Background

Human papillomavirus (HPV) is well known as a causative agent of anogenital cancers [1], and several vaccines have been developed to prevent cancers associated with multiple oncogenic HPV genotypes [2]. However, HPV also causes the majority of cases of anogenital warts (AGW) [1], which are benign proliferative lesions found on the epithelium of the genitalia, anus, or perianal area. AGWs, also called condyloma acuminata, are among the most common sexually transmitted viral infection in the world for both men and women. More than 90% of cases of AGWs are caused by low-risk HPV types 6 or 11 while 10% of cases are associated with high-risk HPVs [3]. Furthermore, HPV appears to play a strong role in the development of anogenital cancers and high-risk HPV types 16 and 18 can be detected in more than 70% of cervical cancers [4, 5]. Although benign, AGW are associated with a substantial economic and psychosocial burden [6, 7]. Both the quadrivalent and the nonavalent HPV vaccines target HPV 6 and 11, providing protection against the cause of 90% of AGW [2].

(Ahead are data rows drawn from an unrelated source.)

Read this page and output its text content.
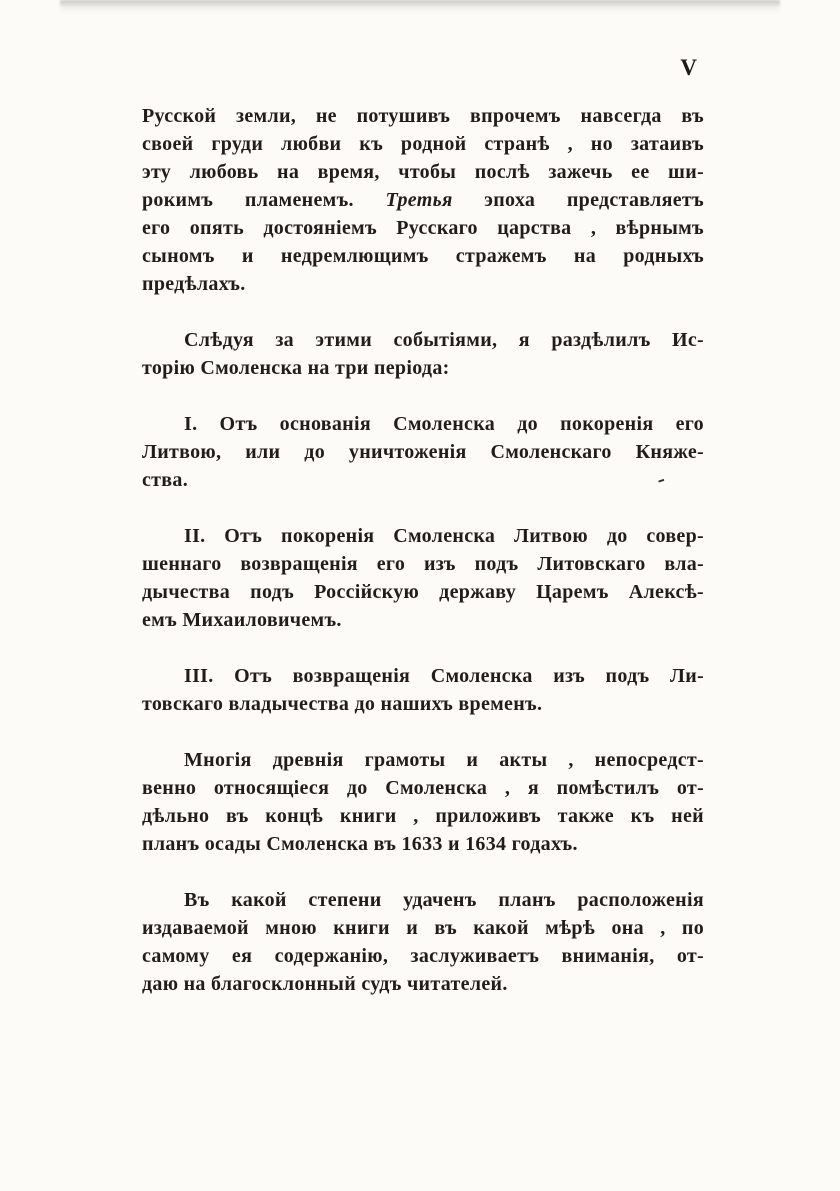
V
Русской земли, не потушивъ впрочемъ навсегда въ
своей груди любви къ родной странѣ , но затаивъ
эту любовь на время, чтобы послѣ зажечь ее ши-
рокимъ пламенемъ. Третья эпоха представляетъ
его опять достояніемъ Русскаго царства , вѣрнымъ
сыномъ и недремлющимъ стражемъ на родныхъ
предѣлахъ.
Слѣдуя за этими событіями, я раздѣлилъ Ис-
торію Смоленска на три періода:
I. Отъ основанія Смоленска до покоренія его
Литвою, или до уничтоженія Смоленскаго Княже-
ства.
II. Отъ покоренія Смоленска Литвою до совер-
шеннаго возвращенія его изъ подъ Литовскаго вла-
дычества подъ Россійскую державу Царемъ Алексѣ-
емъ Михаиловичемъ.
III. Отъ возвращенія Смоленска изъ подъ Ли-
товскаго владычества до нашихъ временъ.
Многія древнія грамоты и акты , непосредст-
венно относящіеся до Смоленска , я помѣстилъ от-
дѣльно въ концѣ книги , приложивъ также къ ней
планъ осады Смоленска въ 1633 и 1634 годахъ.
Въ какой степени удаченъ планъ расположенія
издаваемой мною книги и въ какой мѣрѣ она , по
самому ея содержанію, заслуживаетъ вниманія, от-
даю на благосклонный судъ читателей.
-
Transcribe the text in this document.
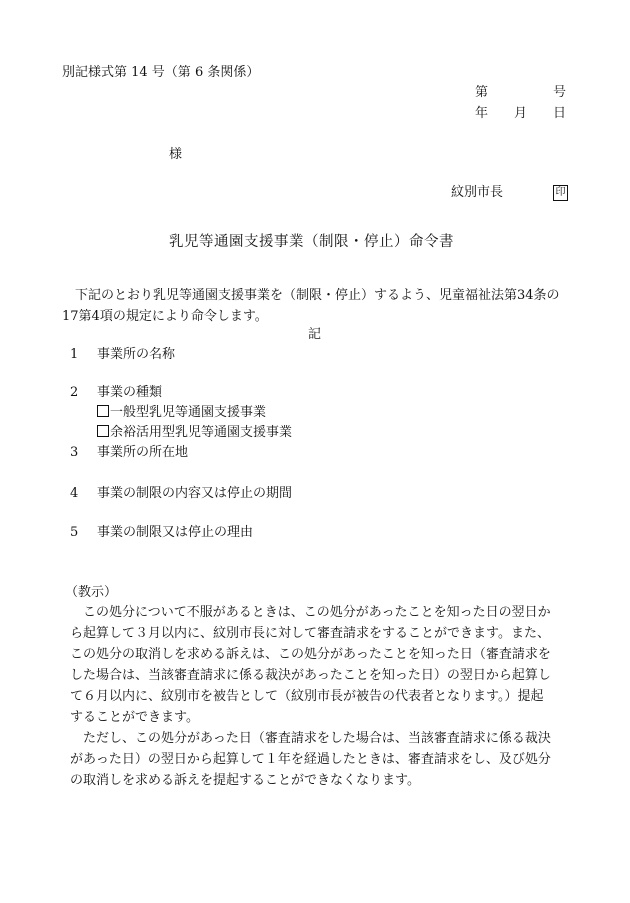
別記様式第 14 号（第 6 条関係）
第	号
年 月 日
様
紋別市長	印
乳児等通園支援事業（制限・停止）命令書
下記のとおり乳児等通園支援事業を（制限・停止）するよう、児童福祉法第34条の
17第4項の規定により命令します。
記
1 事業所の名称
2 事業の種類
一般型乳児等通園支援事業
余裕活用型乳児等通園支援事業
3 事業所の所在地
4 事業の制限の内容又は停止の期間
5 事業の制限又は停止の理由
（教示）
この処分について不服があるときは、この処分があったことを知った日の翌日か
ら起算して３月以内に、紋別市長に対して審査請求をすることができます。また、
この処分の取消しを求める訴えは、この処分があったことを知った日（審査請求を
した場合は、当該審査請求に係る裁決があったことを知った日）の翌日から起算し
て６月以内に、紋別市を被告として（紋別市長が被告の代表者となります。）提起
することができます。
ただし、この処分があった日（審査請求をした場合は、当該審査請求に係る裁決
があった日）の翌日から起算して１年を経過したときは、審査請求をし、及び処分
の取消しを求める訴えを提起することができなくなります。
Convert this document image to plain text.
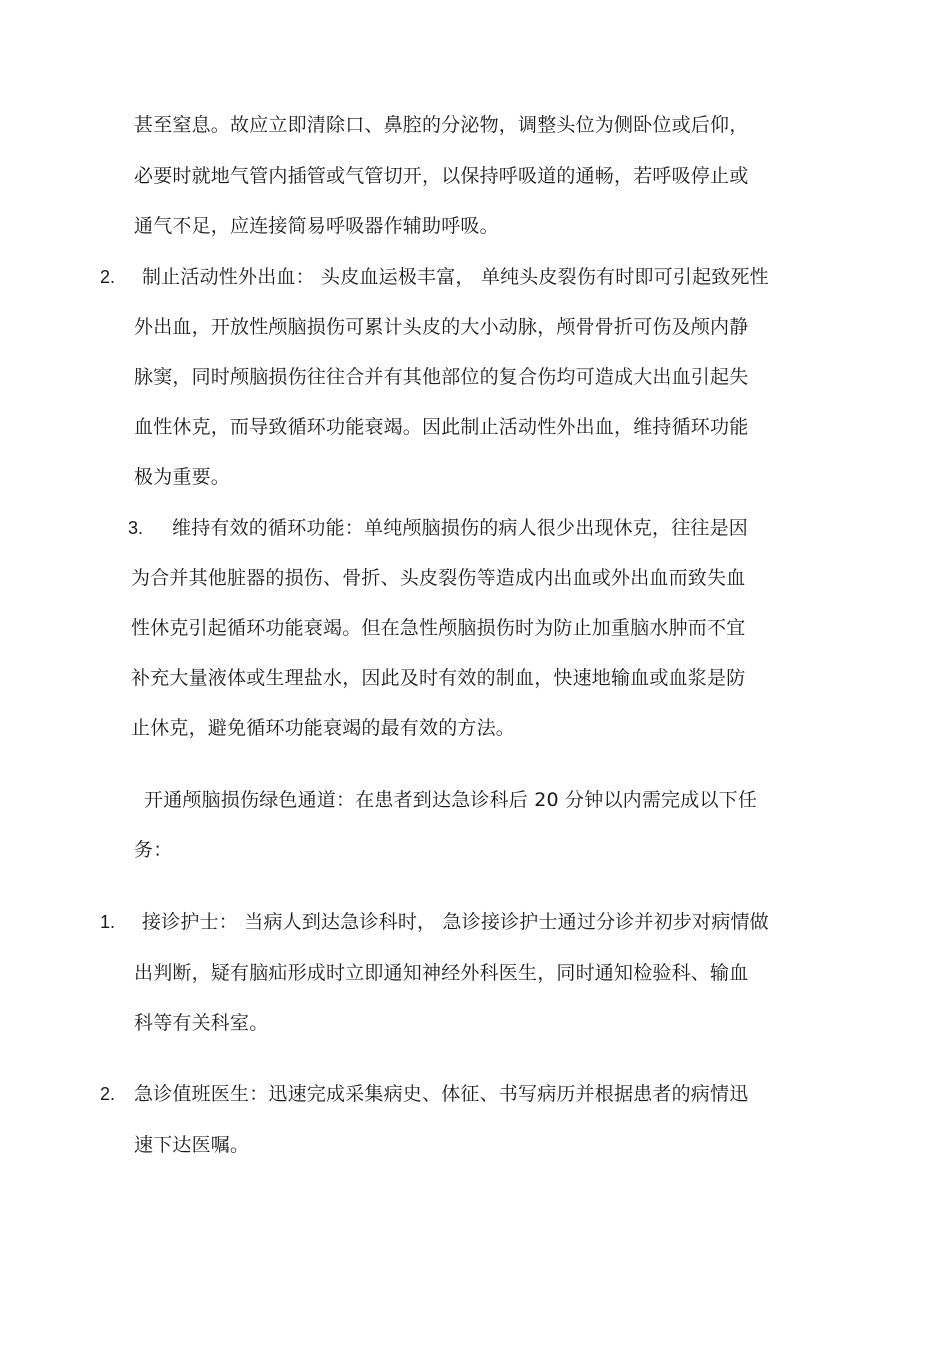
甚至窒息。故应立即清除口、鼻腔的分泌物，调整头位为侧卧位或后仰，
必要时就地气管内插管或气管切开，以保持呼吸道的通畅，若呼吸停止或
通气不足，应连接简易呼吸器作辅助呼吸。
2. 制止活动性外出血： 头皮血运极丰富， 单纯头皮裂伤有时即可引起致死性
外出血，开放性颅脑损伤可累计头皮的大小动脉，颅骨骨折可伤及颅内静
脉窦，同时颅脑损伤往往合并有其他部位的复合伤均可造成大出血引起失
血性休克，而导致循环功能衰竭。因此制止活动性外出血，维持循环功能
极为重要。
3. 维持有效的循环功能：单纯颅脑损伤的病人很少出现休克，往往是因
为合并其他脏器的损伤、骨折、头皮裂伤等造成内出血或外出血而致失血
性休克引起循环功能衰竭。但在急性颅脑损伤时为防止加重脑水肿而不宜
补充大量液体或生理盐水，因此及时有效的制血，快速地输血或血浆是防
止休克，避免循环功能衰竭的最有效的方法。
开通颅脑损伤绿色通道：在患者到达急诊科后 20 分钟以内需完成以下任
务：
1. 接诊护士： 当病人到达急诊科时， 急诊接诊护士通过分诊并初步对病情做
出判断，疑有脑疝形成时立即通知神经外科医生，同时通知检验科、输血
科等有关科室。
2. 急诊值班医生：迅速完成采集病史、体征、书写病历并根据患者的病情迅
速下达医嘱。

Based on a systematic review of studies from Europe, the Americas, East Asia, and Australia, AGW are present in 0.2% to 5.0% of the general population (both males and females), but epidemiological data from Africa are limited [8]. A review of studies from sub-Saharan Africa found only two reports of the prevalence of AGW through the year 2012 [9]. AGW were present in 1.9% of men and 0.4% of women attending a sexually transmitted infection clinic in Harare, Zimbabwe, in 1980 [10]; and among female sex workers in Burkina Faso in 2003–2006, AGW were present in 1.6% of HIV-negative women and 7.0% of HIV-positive women [11]. More recent studies have reported prevalence values for AGW of 1% in HIV-negative women in Nigeria [12] and 2% in women of reproductive age in Swaziland [13]. However, epidemiological data from Northern Africa are lacking.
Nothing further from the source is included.